Comme pour le jeûne, en réalité, aucun consensus scientifique n’existe à ce sujet. Gagner dix ans, cela voudrait dire que l’effet sur la santé serait particulièrement saillant. Or la science est loin d’être aussi enthousiaste. Si de toute évidence l’acte est bénéfique, au moins pour l’humeur et le bien-être général, et si certaines études enregistrent bien une corrélation entre sexualité et longévité, le lien de causalité entre les deux phénomènes reste à démontrer.
Vulgarisation maladroite ou mauvaise interprétation ? Si une bibliographie scientifique est fournie à la fin des livres du Dr Saldmann, certaines de ses affirmations interrogent.
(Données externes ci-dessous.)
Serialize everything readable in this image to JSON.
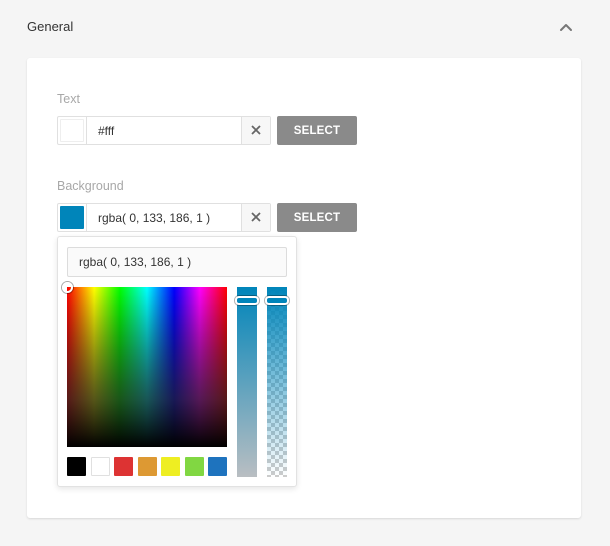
{
  "section": {
    "title": "General",
    "toggle_icon": "chevron-up-icon"
  },
  "text_field": {
    "label": "Text",
    "value": "#fff",
    "swatch_color": "#ffffff",
    "clear_icon": "close-icon",
    "select_label": "SELECT"
  },
  "background_field": {
    "label": "Background",
    "value": "rgba( 0, 133, 186, 1 )",
    "swatch_color": "#0085ba",
    "clear_icon": "close-icon",
    "select_label": "SELECT"
  },
  "picker": {
    "input_value": "rgba( 0, 133, 186, 1 )",
    "hue_color": "#0085ba",
    "alpha": 1,
    "palette": [
      "#000000",
      "#ffffff",
      "#dd3333",
      "#dd9933",
      "#eeee22",
      "#81d742",
      "#1e73be"
    ]
  }
}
En 2022, le collectif scientifique L’Extracteur, spécialisé dans la lutte contre les pseudosciences, en avait fait la liste. "Le massage du sacrum permet de libérer l’énergie de ce chakra", "les ondes sonores émises par votre chat ont une fréquence très proche de celle des appareils de kinésithérapies et soulageront vos douleurs ostéo-articulaires", peut-on lire dans On n’est jamais mieux soigné que par soi-même.
Plus people que scientifique ?
Autant d’écarts avec la rigueur scientifique, que le docteur, surnommé le "gourou du Tout-Paris" par Vanity Fair en 2015, assume. "Les gens sont angoissés, ils se méfient des labos, ils pensent qu’ils n’auront peut-être pas de retraite, pas les moyens de se soigner. Moi je leur dis : 'Devenez votre propre entrepreneur de santé'", expliquait-il dans le mensuel. La méthode, que l’on retrouve aussi dans le développement personnel, aurait attiré dans son cabinet pêle-mêle Bernard Tapie, Jack Lang, Claude Lelouch ou encore François Hollande.
Tant pis, si un de ses mantras, "maladie, mal à dire", se rapproche de courants pseudoscientifiques, comme le féminin sacré ou le crudivorisme, qui voudraient que nous soyons responsables des pathologies que l’on contracte et qu’elles pourraient se guérir par un simple changement d’état d’esprit. Si toutes les stars sont folles de lui, et que chacun de ses livres se vend à des dizaines de milliers d’exemplaires, comment pourrait-il se tromper ? Une bien étrange idée du processus scientifique.